WASHINGTON, D.C., USA — U.S. Senator Tom Cotton has introduced the Stop CRT Act, a bill that would stop federal funds from being sent to schools that teach critical race theory.
The legislation also reinstates a Trump-era executive order that banned the federal government and federal contractors from using training with a curriculum that taught the history of systemic racism and white privilege.
President Biden rescinded that executive order during his first week in January 2021, calling Trump's executive order a "harmful ban on diversity and sensitivity training.”
Critical race theory focuses on the idea that racism is systemic in America's institutions and "they function to maintain the dominance of white people in society."
While there is little to no evidence of it being taught in K-12 public schools, many conservatives view the concepts as an "effort to rewrite American history."
Cotton compared critical race theory in the United States to "nothing more than state-sanctioned racism."

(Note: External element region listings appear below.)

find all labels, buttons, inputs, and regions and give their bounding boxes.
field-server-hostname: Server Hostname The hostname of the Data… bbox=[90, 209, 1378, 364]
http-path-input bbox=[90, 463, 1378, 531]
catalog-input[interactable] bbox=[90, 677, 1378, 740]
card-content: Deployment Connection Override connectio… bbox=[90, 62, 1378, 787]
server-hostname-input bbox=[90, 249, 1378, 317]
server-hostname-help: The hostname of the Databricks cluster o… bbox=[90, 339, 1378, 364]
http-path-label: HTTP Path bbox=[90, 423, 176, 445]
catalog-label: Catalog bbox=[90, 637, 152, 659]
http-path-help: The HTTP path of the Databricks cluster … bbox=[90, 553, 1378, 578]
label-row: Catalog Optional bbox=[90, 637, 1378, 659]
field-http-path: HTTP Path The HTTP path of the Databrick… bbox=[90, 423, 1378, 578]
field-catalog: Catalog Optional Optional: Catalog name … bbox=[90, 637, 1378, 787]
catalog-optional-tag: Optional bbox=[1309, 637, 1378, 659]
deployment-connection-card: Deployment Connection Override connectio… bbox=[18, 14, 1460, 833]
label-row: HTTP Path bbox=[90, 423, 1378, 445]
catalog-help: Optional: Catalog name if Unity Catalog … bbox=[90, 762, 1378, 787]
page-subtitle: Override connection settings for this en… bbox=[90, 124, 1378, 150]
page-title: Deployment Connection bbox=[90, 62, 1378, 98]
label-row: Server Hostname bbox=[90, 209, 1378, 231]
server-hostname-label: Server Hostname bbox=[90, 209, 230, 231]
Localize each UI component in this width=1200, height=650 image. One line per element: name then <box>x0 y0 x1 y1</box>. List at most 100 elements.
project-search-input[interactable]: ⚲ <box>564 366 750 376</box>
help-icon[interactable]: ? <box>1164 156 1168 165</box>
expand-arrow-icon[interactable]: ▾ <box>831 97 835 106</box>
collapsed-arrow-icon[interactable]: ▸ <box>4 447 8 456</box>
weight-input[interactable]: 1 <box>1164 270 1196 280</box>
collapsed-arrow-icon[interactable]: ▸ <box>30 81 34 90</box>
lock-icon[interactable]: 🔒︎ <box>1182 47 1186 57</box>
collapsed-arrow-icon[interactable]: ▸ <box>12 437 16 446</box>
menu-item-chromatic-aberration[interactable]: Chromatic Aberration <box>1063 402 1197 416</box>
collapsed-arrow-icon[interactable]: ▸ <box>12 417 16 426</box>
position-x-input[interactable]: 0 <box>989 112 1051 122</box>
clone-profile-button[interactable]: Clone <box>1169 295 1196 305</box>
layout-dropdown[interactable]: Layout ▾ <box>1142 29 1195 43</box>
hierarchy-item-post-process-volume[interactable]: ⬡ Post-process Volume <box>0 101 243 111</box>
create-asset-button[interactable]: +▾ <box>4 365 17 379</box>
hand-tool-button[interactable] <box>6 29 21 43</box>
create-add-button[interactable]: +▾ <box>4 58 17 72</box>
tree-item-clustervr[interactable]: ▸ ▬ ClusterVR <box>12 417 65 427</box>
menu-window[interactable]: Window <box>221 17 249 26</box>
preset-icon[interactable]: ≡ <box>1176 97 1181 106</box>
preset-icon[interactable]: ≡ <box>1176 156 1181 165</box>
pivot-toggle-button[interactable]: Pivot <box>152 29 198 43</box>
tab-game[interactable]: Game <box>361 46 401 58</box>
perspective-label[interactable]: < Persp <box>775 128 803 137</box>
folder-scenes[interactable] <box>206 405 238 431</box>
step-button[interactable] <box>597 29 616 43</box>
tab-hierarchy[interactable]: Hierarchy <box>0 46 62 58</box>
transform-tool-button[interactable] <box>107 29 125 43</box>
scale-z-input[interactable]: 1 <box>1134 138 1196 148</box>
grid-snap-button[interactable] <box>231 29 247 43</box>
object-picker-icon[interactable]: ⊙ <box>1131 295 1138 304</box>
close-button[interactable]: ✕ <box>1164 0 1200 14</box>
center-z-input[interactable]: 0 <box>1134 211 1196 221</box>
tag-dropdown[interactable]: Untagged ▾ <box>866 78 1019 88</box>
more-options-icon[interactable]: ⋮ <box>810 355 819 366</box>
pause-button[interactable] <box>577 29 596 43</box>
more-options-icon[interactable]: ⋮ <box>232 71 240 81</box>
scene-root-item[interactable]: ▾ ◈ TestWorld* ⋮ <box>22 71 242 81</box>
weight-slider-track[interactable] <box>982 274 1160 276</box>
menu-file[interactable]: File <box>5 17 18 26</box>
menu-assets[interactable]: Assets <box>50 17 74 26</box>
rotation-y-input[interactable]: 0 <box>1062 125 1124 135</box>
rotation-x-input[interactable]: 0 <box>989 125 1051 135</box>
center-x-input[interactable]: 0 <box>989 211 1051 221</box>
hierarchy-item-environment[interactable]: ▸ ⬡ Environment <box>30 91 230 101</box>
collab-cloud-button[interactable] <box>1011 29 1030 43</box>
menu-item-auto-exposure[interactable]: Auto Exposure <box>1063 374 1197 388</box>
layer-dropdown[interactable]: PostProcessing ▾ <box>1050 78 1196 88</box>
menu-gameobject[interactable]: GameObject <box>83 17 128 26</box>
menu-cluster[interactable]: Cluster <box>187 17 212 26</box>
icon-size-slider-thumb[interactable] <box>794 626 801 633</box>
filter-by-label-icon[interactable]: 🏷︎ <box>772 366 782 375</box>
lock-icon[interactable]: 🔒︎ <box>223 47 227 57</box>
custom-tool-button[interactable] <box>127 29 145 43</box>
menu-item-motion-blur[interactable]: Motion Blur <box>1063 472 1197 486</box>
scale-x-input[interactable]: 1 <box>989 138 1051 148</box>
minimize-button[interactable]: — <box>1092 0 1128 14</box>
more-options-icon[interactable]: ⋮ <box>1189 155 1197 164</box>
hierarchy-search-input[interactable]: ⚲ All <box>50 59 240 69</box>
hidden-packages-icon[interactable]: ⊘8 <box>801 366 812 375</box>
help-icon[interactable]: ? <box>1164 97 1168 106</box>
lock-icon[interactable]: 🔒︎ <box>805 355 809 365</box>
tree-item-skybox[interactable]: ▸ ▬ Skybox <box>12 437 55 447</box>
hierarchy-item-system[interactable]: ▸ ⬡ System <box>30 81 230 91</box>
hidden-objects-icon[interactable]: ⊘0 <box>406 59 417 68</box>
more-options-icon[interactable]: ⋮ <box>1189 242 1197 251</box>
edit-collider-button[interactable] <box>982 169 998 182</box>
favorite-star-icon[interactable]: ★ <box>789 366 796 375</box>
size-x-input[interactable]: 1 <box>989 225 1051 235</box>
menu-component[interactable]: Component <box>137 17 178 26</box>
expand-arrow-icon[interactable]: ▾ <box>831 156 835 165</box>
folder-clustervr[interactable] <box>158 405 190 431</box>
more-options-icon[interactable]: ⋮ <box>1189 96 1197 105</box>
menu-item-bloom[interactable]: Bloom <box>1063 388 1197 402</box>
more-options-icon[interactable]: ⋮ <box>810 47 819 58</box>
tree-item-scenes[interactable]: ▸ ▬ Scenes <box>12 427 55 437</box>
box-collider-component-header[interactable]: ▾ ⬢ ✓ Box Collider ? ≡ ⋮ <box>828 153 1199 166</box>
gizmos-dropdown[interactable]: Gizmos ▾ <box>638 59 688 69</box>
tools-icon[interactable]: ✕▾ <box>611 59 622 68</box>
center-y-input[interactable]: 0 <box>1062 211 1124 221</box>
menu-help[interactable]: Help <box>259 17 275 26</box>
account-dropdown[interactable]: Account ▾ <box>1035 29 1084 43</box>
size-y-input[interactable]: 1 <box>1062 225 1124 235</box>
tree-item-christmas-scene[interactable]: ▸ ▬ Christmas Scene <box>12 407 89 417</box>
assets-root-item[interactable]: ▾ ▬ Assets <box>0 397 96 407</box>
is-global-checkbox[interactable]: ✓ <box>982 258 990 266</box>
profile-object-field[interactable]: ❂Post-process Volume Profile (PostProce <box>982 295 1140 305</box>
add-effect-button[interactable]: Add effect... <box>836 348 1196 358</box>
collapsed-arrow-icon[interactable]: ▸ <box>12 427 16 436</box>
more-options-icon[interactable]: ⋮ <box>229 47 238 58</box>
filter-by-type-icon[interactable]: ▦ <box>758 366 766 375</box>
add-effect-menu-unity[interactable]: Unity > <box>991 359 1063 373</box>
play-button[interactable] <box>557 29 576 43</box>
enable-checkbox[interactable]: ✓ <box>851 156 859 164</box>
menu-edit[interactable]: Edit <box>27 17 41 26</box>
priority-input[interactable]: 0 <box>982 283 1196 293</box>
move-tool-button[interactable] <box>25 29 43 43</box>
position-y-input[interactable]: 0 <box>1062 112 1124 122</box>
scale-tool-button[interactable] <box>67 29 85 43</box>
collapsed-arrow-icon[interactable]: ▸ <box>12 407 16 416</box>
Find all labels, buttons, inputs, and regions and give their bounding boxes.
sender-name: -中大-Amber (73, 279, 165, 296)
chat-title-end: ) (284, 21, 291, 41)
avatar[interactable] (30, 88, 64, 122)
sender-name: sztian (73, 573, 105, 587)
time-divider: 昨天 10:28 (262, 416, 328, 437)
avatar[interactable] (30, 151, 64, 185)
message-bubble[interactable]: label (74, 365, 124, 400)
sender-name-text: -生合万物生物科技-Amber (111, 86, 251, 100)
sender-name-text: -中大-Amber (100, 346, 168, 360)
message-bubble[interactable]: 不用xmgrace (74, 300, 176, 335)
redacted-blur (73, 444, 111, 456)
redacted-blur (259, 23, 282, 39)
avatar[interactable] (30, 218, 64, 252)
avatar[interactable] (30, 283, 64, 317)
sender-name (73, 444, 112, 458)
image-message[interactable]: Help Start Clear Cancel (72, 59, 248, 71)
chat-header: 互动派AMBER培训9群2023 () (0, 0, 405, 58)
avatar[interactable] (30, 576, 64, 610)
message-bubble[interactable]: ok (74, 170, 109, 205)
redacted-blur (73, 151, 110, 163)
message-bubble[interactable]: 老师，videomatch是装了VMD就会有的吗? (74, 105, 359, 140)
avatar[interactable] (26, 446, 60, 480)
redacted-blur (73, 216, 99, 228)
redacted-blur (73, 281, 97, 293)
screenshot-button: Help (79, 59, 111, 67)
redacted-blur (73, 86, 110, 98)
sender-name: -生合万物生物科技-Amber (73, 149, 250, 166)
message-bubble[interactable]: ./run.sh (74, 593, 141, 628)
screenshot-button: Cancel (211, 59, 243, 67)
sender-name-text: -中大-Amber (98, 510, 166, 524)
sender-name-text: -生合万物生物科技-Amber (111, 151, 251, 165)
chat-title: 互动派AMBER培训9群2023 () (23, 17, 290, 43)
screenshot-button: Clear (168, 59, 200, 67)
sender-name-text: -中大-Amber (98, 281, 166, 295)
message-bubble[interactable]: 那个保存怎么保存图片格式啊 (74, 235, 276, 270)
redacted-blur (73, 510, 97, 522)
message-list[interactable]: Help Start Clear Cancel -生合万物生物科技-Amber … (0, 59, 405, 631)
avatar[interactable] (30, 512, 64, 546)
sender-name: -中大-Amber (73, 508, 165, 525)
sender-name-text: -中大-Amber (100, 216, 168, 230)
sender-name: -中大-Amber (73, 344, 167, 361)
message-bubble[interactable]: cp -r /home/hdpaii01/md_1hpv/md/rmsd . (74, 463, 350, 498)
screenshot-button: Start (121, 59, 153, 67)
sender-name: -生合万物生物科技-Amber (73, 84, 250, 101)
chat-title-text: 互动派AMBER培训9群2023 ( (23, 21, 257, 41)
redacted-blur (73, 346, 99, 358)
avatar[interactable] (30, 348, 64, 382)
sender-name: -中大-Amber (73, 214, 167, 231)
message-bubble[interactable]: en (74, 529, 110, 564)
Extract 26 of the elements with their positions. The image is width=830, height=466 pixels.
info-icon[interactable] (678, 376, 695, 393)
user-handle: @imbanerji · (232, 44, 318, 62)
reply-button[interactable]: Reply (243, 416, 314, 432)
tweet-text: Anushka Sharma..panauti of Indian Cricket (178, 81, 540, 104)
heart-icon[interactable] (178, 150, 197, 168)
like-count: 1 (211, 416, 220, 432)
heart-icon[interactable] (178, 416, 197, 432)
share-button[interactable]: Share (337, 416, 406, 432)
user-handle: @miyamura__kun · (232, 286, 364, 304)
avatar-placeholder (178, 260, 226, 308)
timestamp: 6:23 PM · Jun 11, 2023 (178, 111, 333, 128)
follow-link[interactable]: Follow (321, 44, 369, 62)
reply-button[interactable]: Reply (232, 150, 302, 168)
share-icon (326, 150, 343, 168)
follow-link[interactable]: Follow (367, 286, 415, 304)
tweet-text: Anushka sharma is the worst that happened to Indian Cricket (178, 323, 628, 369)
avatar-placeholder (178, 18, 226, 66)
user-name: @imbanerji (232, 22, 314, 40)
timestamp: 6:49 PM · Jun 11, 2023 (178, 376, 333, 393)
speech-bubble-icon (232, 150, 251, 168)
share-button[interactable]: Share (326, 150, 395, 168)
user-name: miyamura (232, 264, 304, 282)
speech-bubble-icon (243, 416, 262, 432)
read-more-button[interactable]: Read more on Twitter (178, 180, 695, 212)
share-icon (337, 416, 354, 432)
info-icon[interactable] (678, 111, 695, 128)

In a statement released Tuesday, July 14, Cotton asked "Why should this poisonous, neo-Marxist ideology be funded by the federal government?"
The Stop CRT Act of 2021 also bans funding to colleges and universities that "compel faculty members, students, or any other individual to affirm" the principles of critical race theory.
Cotton said that the legislation however did not take away individual's rights to access materials about critical race theory for research or independent study or prevent anyone from exercising "lawful, protected speech."
North Carolina Rep. Dan Bishop introduced similar legislation in the House of Representatives.